Phenylalanine Hydroxylase Deficiency

Clinical characteristics: Phenylalanine hydroxylase (PAH) deficiency results in intolerance to the dietary intake of the essential amino acid phenylalanine and produces a spectrum of disorders. The risk of adverse outcome varies based on the degree of PAH deficiency. Without effective therapy, most individuals with severe PAH deficiency, known as classic PKU, develop profound and irreversible intellectual disability. Affected individuals on an unrestricted diet who have phenylalanine levels above normal but below 1,200 μmol/L (20 mg/dL) are at much lower risk for impaired cognitive development in the absence of treatment.

Diagnosis/testing: PAH deficiency can be detected by newborn screening in virtually 100% of cases based on the presence of hyperphenylalaninemia using tandem mass spectrometry on a blood spot obtained from a heel prick. The diagnosis of PAH deficiency is established in a proband with:

1. A plasma phenylalanine concentration persistently above 120 µmol/L (2 mg/dL) and altered ratio of phenylalanine to tyrosine in the untreated state with normal BH4 cofactor metabolism;

   and/or

2. The finding of biallelic pathogenic variants in PAH by molecular genetic testing.
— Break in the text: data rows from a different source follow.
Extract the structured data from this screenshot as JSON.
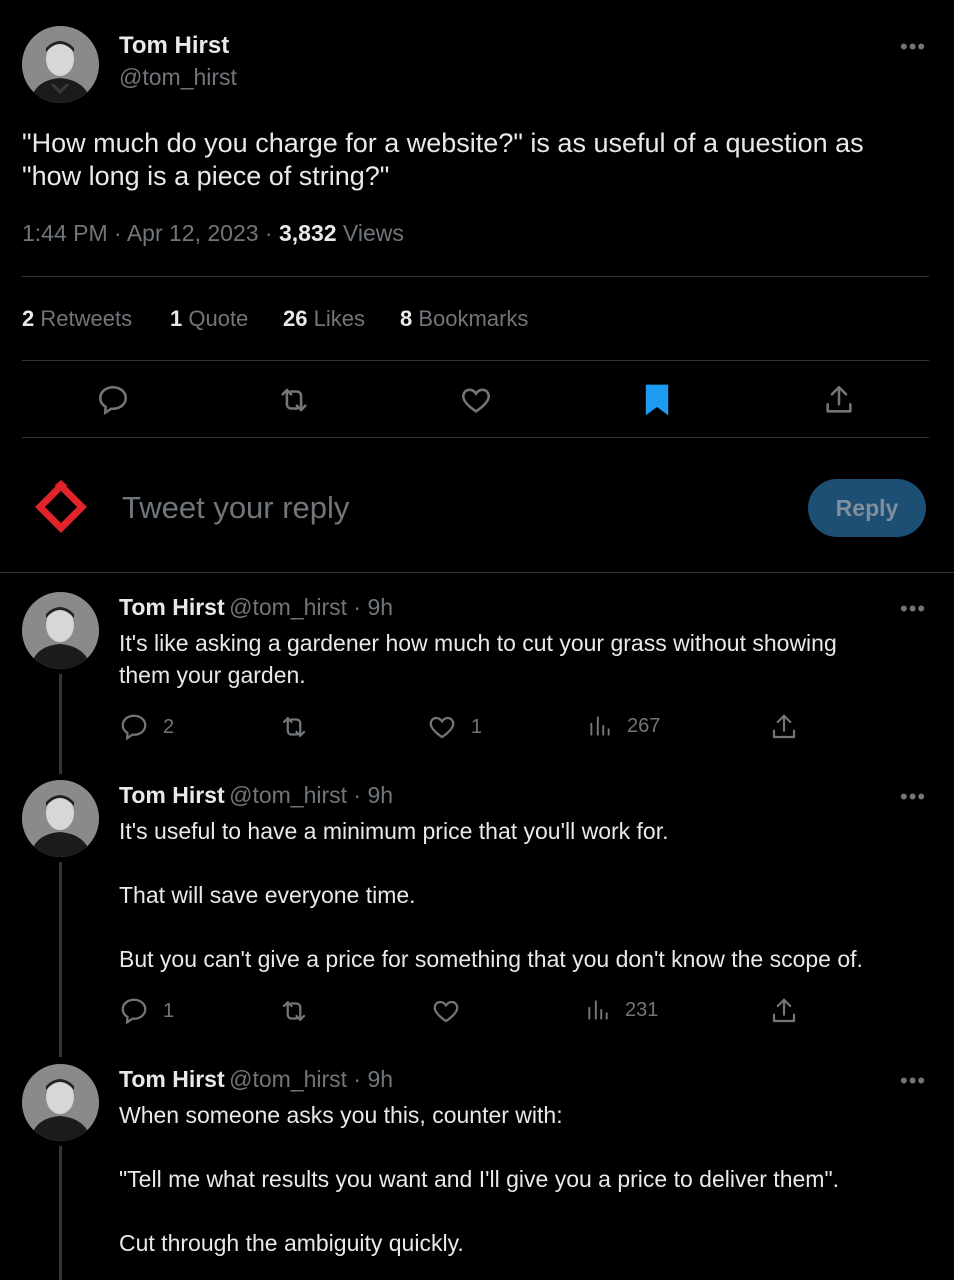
{
  "main_tweet": {
    "author_name": "Tom Hirst",
    "author_handle": "@tom_hirst",
    "more_label": "•••",
    "text_line1": "\"How much do you charge for a website?\" is as useful of a question as",
    "text_line2": "\"how long is a piece of string?\"",
    "time": "1:44 PM · Apr 12, 2023 · ",
    "views_count": "3,832",
    "views_label": " Views"
  },
  "stats": {
    "retweets_count": "2",
    "retweets_label": " Retweets",
    "quotes_count": "1",
    "quotes_label": " Quote",
    "likes_count": "26",
    "likes_label": " Likes",
    "bookmarks_count": "8",
    "bookmarks_label": " Bookmarks"
  },
  "composer": {
    "placeholder": "Tweet your reply",
    "reply_button": "Reply"
  },
  "replies": [
    {
      "name": "Tom Hirst",
      "handle": "@tom_hirst · 9h",
      "lines": [
        "It's like asking a gardener how much to cut your grass without showing",
        "them your garden."
      ],
      "replies": "2",
      "retweets": "",
      "likes": "1",
      "views": "267"
    },
    {
      "name": "Tom Hirst",
      "handle": "@tom_hirst · 9h",
      "lines": [
        "It's useful to have a minimum price that you'll work for.",
        "That will save everyone time.",
        "But you can't give a price for something that you don't know the scope of."
      ],
      "replies": "1",
      "retweets": "",
      "likes": "",
      "views": "231"
    },
    {
      "name": "Tom Hirst",
      "handle": "@tom_hirst · 9h",
      "lines": [
        "When someone asks you this, counter with:",
        "\"Tell me what results you want and I'll give you a price to deliver them\".",
        "Cut through the ambiguity quickly."
      ]
    }
  ],
  "colors": {
    "background": "#000000",
    "text": "#e7e9ea",
    "muted": "#71767b",
    "bookmark_active": "#1d9bf0",
    "reply_button_bg": "#1d4e73",
    "logo_red": "#e0242a"
  }
}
Management: Treatment of manifestations: Classic PKU: a low-protein diet and use of a Phe-free medical formula as soon as possible after birth to achieve plasma Phe concentrations of 120-360 µmol/L (2-6 mg/dL). A proportion of individuals with PKU benefit from adjuvant therapy with sapropterin. Large neutral amino acid (LNAA) transporters may also decrease the plasma Phe concentration in affected adolescents and adults. Non-classic HPA: individuals with plasma Phe concentrations above 600 μmol/L are treated in most centers. It is debatable whether those with plasma Phe concentrations consistently below 600 µmol/L (10 mg/dL) require dietary treatment. Neuropsychiatric testing may be considered to identify learning differences in affected individuals with referral to developmental services, as indicated.
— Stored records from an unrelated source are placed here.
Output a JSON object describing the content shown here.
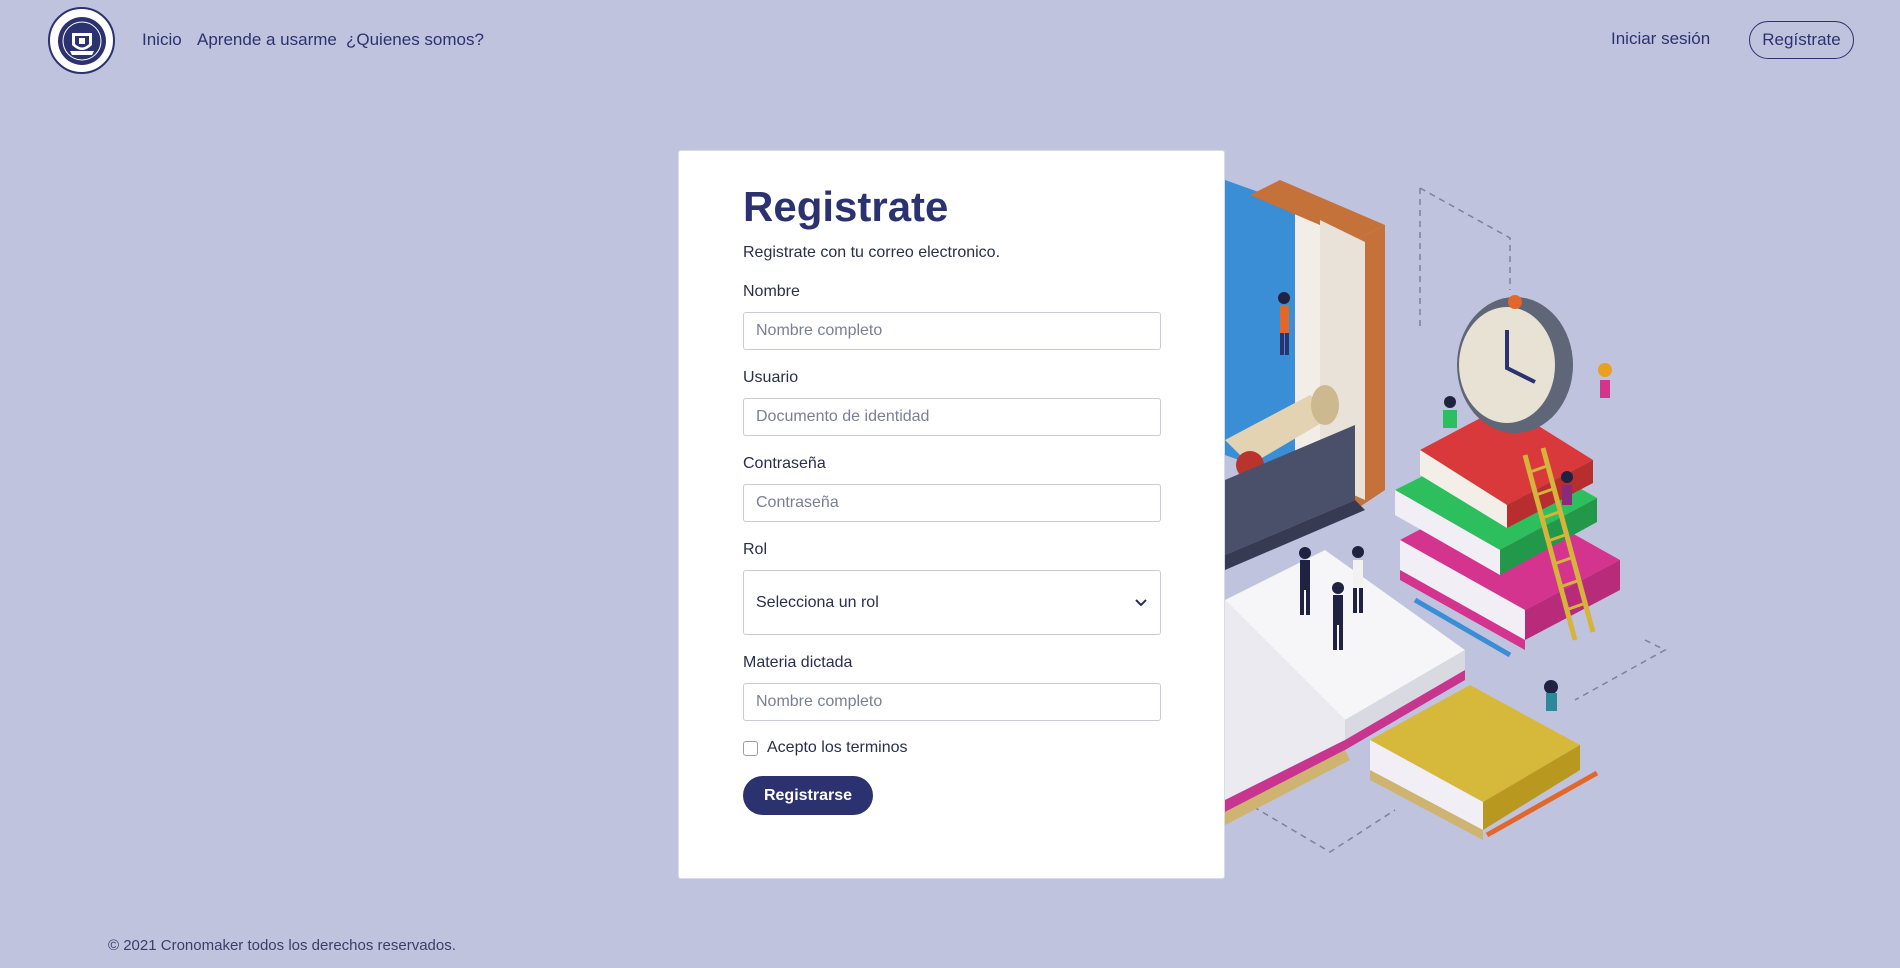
{
  "nav": {
    "logo_icon": "school-crest-logo",
    "links": [
      "Inicio",
      "Aprende a usarme",
      "¿Quienes somos?"
    ],
    "login": "Iniciar sesión",
    "register": "Regístrate"
  },
  "form": {
    "title": "Registrate",
    "subtitle": "Registrate con tu correo electronico.",
    "fields": {
      "nombre": {
        "label": "Nombre",
        "placeholder": "Nombre completo"
      },
      "usuario": {
        "label": "Usuario",
        "placeholder": "Documento de identidad"
      },
      "password": {
        "label": "Contraseña",
        "placeholder": "Contraseña"
      },
      "rol": {
        "label": "Rol",
        "value": "Selecciona un rol"
      },
      "materia": {
        "label": "Materia dictada",
        "placeholder": "Nombre completo"
      }
    },
    "terms": "Acepto los terminos",
    "submit": "Registrarse"
  },
  "colors": {
    "primary": "#2c3270",
    "background": "#c0c3de"
  },
  "footer": "© 2021 Cronomaker todos los derechos reservados."
}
Surveillance: Regular monitoring of plasma Phe, Tyr, and plasma amino acid concentrations in individuals with classic PKU; regular assessment of growth and micronutrient needs; assessment of developmental progress and screening for mental illness at every visit.

Agents/circumstances to avoid: Aspartame, an artificial sweetener that contains phenylalanine.
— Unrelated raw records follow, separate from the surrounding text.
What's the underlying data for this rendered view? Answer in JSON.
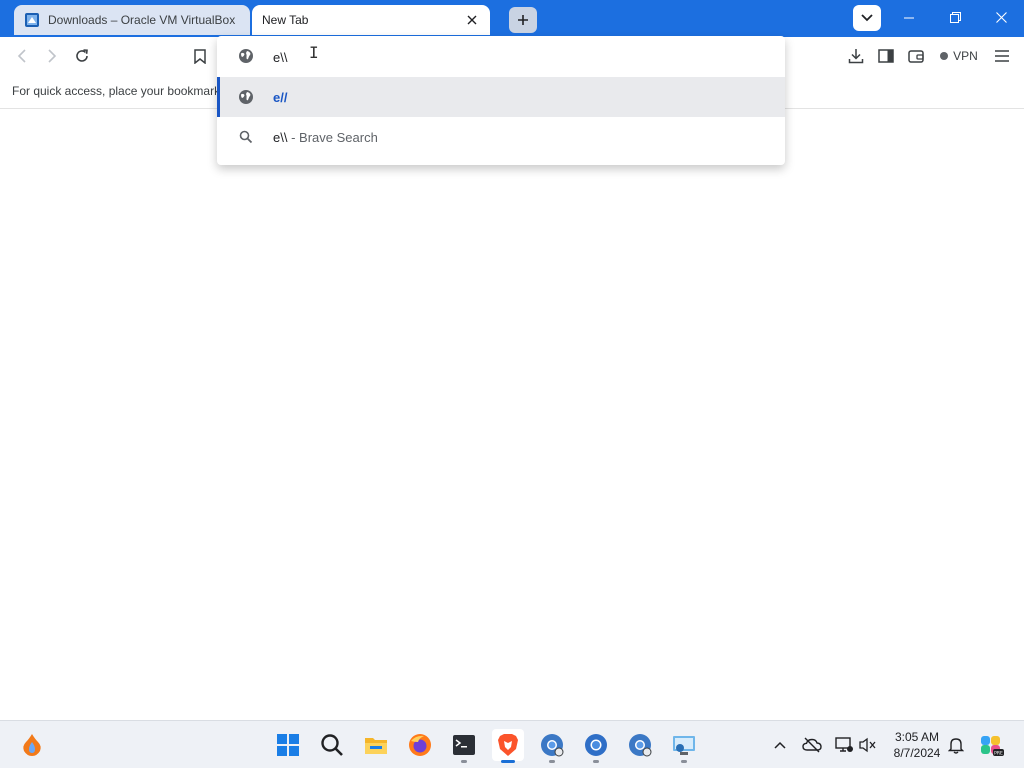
{
  "browser": {
    "tabs": [
      {
        "title": "Downloads – Oracle VM VirtualBox",
        "active": false
      },
      {
        "title": "New Tab",
        "active": true
      }
    ],
    "accent_color": "#1c6fe0"
  },
  "toolbar": {
    "vpn_label": "VPN"
  },
  "bookmarks_bar": {
    "hint": "For quick access, place your bookmarks"
  },
  "omnibox": {
    "input_value": "e\\\\",
    "suggestions": [
      {
        "text": "e//",
        "icon": "globe-icon",
        "selected": true
      },
      {
        "text": "e\\\\",
        "separator": " - ",
        "engine": "Brave Search",
        "icon": "search-icon",
        "selected": false
      }
    ]
  },
  "taskbar": {
    "apps": [
      "start-icon",
      "search-icon",
      "file-explorer-icon",
      "firefox-icon",
      "terminal-icon",
      "brave-icon",
      "chrome-canary-icon",
      "chrome-icon",
      "chrome-dev-icon",
      "remote-desktop-icon"
    ],
    "clock": {
      "time": "3:05 AM",
      "date": "8/7/2024"
    }
  }
}
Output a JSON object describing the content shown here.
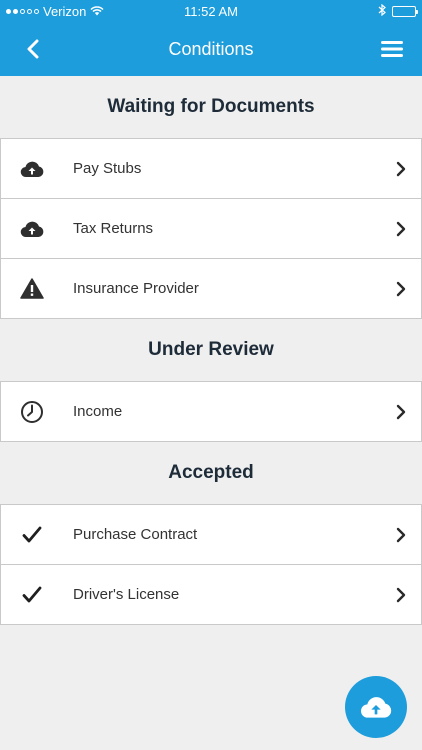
{
  "status_bar": {
    "carrier": "Verizon",
    "time": "11:52 AM"
  },
  "header": {
    "title": "Conditions"
  },
  "sections": [
    {
      "title": "Waiting for Documents",
      "items": [
        {
          "label": "Pay Stubs",
          "icon": "cloud-upload-icon"
        },
        {
          "label": "Tax Returns",
          "icon": "cloud-upload-icon"
        },
        {
          "label": "Insurance Provider",
          "icon": "warning-icon"
        }
      ]
    },
    {
      "title": "Under Review",
      "items": [
        {
          "label": "Income",
          "icon": "clock-icon"
        }
      ]
    },
    {
      "title": "Accepted",
      "items": [
        {
          "label": "Purchase Contract",
          "icon": "checkmark-icon"
        },
        {
          "label": "Driver's License",
          "icon": "checkmark-icon"
        }
      ]
    }
  ],
  "colors": {
    "accent": "#1d9ddb",
    "background": "#efefef",
    "heading": "#1e2b38"
  }
}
Evaluation of relatives at risk: Newborn sibs of an individual with PAH deficiency who have not been tested prenatally should have blood concentration of Phe measured shortly after birth (in addition to newborn screening) to allow earliest possible diagnosis and treatment.

Pregnancy management: To minimize or prevent teratogenic effects of phenylalanine, women with PAH deficiency should follow a Phe-restricted diet for at least several months prior to conception in order to maintain plasma Phe concentrations between 120 and 360 µmol/L (2-6 mg/dL); after conception, continuous nutritional guidance and weekly or biweekly measurement of plasma Phe concentration to assure that target levels are met in addition to adequate energy intake with the proper proportion of protein, fat, and carbohydrates. Evaluation for fetal anomalies using high-resolution ultrasound and fetal echocardiogram.

Genetic counseling: PAH deficiency is inherited in an autosomal recessive manner. At conception, each sib of an affected individual has a 25% chance of being affected, a 50% chance of being an asymptomatic carrier, and a 25% chance of being unaffected and not a carrier. Carrier testing for at-risk relatives and prenatal testing for pregnancies at increased risk are possible if the PAH pathogenic variants have been identified in an affected family member.